On-Field Shortcomings and Philosophical Lack of Evolution
Match practice alone prepares cricketers for the many situations they encounter, and it is here where England have so far been found lacking. It is not only with the batting – as poor as some of the decision-making has been – but an bowling attack that seems leaderless. None has shown the patience or control that the otherworldly Australian paceman and his support cast have displayed.
McCullum's free-spirit approach was liberating during its initial year, an excellent, apt remedy to shake off the torpor that came before. The disappointment now stems from how it has seemingly failed to move beyond that initial phase – an absence of an second phase to the initial philosophy that has seen form taper off to an even record from their most recent matches.
Squad Spotlight and Selection Dilemmas
One such player is Jamie Smith, a talent, undoubtedly, but one who is being constantly tested on each side of the bat and has dropped two key chances as wicketkeeper. It probably does not help when your opposite number, the Australian keeper, has just produced a masterful display.

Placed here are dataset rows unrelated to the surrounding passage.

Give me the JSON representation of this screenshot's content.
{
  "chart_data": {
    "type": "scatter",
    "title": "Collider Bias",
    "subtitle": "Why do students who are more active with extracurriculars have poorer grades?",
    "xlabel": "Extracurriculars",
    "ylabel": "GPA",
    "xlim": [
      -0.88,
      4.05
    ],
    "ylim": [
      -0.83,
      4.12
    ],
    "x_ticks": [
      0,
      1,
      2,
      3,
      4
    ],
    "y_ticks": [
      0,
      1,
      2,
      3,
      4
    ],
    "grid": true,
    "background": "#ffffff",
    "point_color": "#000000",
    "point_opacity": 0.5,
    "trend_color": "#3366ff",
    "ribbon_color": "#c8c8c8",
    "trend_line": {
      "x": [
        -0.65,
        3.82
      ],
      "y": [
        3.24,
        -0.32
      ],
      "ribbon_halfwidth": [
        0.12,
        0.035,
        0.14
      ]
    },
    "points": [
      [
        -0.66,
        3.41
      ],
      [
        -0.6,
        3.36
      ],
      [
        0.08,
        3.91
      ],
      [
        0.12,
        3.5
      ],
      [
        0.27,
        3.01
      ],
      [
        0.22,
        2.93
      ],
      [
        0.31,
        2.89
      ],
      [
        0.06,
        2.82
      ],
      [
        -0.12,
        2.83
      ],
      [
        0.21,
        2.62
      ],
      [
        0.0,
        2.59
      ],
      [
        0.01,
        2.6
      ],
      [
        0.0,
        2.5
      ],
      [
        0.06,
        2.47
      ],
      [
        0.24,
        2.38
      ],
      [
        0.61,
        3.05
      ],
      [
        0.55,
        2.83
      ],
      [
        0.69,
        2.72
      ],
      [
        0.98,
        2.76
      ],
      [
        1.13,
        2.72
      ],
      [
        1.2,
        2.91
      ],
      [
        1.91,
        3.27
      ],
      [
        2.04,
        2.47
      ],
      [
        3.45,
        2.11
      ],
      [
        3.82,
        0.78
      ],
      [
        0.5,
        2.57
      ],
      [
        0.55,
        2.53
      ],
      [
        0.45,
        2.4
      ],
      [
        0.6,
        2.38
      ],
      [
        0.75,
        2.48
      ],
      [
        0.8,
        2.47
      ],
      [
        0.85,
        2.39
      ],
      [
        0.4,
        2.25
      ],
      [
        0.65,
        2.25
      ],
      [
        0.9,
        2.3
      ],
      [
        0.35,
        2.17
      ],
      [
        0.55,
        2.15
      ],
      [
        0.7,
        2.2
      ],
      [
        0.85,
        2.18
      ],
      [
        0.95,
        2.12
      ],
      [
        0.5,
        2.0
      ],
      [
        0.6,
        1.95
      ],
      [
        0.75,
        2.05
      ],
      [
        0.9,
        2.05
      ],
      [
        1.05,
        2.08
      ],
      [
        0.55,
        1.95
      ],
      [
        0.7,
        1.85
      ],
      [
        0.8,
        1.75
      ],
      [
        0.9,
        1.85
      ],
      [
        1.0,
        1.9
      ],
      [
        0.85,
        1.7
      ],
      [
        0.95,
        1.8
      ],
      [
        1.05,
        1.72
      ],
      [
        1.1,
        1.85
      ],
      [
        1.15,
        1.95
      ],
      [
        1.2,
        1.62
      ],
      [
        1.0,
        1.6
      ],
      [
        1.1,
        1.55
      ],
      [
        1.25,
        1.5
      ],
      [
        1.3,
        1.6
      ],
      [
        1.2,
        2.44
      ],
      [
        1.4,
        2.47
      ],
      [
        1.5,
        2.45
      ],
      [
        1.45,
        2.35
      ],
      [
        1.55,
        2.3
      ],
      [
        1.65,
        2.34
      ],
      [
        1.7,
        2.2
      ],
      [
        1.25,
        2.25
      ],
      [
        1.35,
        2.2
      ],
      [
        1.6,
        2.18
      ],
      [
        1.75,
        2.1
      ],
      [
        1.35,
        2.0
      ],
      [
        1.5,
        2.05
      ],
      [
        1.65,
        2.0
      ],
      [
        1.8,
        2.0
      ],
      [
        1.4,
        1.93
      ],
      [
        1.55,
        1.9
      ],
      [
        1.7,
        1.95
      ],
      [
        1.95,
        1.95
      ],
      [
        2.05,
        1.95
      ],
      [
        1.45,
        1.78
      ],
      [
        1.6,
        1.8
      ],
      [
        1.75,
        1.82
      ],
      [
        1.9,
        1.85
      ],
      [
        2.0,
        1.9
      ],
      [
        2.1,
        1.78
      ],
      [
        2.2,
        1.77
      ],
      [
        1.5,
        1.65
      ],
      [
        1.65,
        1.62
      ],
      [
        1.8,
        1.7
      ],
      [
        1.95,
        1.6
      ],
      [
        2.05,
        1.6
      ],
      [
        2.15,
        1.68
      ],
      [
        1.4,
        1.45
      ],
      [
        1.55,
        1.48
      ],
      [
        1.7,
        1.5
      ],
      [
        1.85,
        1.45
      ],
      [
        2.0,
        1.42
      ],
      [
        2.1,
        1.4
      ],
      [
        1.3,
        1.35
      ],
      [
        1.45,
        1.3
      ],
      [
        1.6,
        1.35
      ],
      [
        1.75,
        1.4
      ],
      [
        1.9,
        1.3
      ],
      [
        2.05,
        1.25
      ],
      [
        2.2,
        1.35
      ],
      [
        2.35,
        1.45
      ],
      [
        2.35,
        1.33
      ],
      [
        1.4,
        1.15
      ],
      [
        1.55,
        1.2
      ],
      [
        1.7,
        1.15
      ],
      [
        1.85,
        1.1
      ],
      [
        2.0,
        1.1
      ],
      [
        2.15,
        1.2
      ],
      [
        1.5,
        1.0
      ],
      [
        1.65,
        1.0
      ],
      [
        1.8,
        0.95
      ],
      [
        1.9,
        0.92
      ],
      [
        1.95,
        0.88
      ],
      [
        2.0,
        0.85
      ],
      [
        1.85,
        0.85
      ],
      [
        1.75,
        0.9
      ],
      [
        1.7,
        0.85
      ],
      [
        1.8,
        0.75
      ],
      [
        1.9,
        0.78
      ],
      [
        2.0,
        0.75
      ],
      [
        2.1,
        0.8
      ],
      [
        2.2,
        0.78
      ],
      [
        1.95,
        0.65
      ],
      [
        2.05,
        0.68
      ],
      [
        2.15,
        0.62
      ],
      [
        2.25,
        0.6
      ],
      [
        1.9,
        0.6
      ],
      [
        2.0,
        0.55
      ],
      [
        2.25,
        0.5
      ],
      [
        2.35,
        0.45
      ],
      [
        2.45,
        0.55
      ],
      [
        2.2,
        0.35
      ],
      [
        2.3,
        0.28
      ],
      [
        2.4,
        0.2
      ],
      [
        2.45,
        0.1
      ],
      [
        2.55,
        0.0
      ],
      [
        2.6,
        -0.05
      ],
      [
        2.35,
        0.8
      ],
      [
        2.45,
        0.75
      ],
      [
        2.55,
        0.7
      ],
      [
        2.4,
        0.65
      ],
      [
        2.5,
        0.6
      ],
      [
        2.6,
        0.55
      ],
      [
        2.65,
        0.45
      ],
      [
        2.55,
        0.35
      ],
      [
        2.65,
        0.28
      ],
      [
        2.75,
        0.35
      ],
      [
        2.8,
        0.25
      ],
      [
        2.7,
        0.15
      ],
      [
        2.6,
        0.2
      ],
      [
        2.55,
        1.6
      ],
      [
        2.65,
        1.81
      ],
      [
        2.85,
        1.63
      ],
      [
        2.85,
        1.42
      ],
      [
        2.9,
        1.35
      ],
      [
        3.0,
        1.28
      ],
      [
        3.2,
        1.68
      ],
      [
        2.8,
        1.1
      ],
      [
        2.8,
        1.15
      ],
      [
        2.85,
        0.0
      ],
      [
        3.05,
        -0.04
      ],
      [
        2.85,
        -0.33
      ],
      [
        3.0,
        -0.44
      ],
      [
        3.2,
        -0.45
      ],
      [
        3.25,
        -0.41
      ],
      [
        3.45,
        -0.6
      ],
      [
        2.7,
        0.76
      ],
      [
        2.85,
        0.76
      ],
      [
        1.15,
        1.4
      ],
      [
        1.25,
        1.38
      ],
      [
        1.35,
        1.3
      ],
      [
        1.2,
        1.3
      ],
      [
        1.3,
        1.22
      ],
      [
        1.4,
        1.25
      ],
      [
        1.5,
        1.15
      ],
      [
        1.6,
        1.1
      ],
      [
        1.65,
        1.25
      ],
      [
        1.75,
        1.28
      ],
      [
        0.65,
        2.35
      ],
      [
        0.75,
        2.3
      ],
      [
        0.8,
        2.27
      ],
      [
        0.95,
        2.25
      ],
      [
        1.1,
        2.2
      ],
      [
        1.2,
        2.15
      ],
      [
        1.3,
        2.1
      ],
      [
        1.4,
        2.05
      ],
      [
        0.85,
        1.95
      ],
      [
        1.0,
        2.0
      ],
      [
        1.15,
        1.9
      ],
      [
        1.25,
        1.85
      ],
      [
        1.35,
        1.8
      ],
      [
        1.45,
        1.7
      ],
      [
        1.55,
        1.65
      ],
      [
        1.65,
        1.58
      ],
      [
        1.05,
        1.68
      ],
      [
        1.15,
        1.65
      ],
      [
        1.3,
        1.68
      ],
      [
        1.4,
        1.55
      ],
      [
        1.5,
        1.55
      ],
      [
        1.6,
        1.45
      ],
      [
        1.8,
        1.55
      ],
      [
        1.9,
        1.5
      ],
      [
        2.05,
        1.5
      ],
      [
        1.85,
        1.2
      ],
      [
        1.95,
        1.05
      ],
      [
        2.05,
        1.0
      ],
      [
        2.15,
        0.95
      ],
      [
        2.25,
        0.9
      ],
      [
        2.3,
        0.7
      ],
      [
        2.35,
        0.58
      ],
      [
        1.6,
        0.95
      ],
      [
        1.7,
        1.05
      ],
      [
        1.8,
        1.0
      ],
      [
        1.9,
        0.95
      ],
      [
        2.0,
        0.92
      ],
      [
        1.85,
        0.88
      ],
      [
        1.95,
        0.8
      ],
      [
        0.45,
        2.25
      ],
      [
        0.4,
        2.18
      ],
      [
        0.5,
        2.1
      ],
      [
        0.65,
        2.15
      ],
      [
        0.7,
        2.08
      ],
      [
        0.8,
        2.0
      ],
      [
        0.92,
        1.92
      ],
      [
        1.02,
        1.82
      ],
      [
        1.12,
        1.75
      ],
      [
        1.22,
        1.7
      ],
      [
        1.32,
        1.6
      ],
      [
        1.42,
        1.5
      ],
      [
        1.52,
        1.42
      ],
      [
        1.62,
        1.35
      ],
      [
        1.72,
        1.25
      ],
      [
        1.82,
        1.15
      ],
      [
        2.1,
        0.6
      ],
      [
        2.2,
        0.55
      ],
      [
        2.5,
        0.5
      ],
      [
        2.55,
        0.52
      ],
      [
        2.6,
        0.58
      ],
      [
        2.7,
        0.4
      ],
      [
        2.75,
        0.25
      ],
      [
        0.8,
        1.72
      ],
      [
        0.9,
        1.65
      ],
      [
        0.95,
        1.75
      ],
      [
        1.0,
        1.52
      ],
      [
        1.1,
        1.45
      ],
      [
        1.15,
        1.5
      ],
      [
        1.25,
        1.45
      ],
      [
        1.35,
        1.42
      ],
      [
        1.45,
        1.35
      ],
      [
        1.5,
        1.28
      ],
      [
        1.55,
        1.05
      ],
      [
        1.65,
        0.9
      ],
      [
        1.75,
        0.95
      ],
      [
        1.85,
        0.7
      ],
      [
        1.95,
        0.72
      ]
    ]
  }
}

Going by McCullum's comments in the aftermath, England appear set to keep the faith with Smith in Adelaide. The hope – as is the case – is that a return to a more familiar Test setting triggers his best, with Perth's bouncy pitch and the unusual floodlit Test now in the past.
The alternative is to implement the plan discovered during the series win in New Zealand 12 months ago by shifting Ollie Pope down to his preferred position as a active middle order player, giving him the wicketkeeping duties, and picking a fresh face at first drop. A young contender scored runs for the Lions over the weekend, or perhaps an all-rounder could perform a similar role to Moeen Ali in 2023.
Ultimately, these changes is ideal, with Australia's better fundamentals having shattered pre-series optimism and forced the team's entire approach into the harsh glare of scrutiny.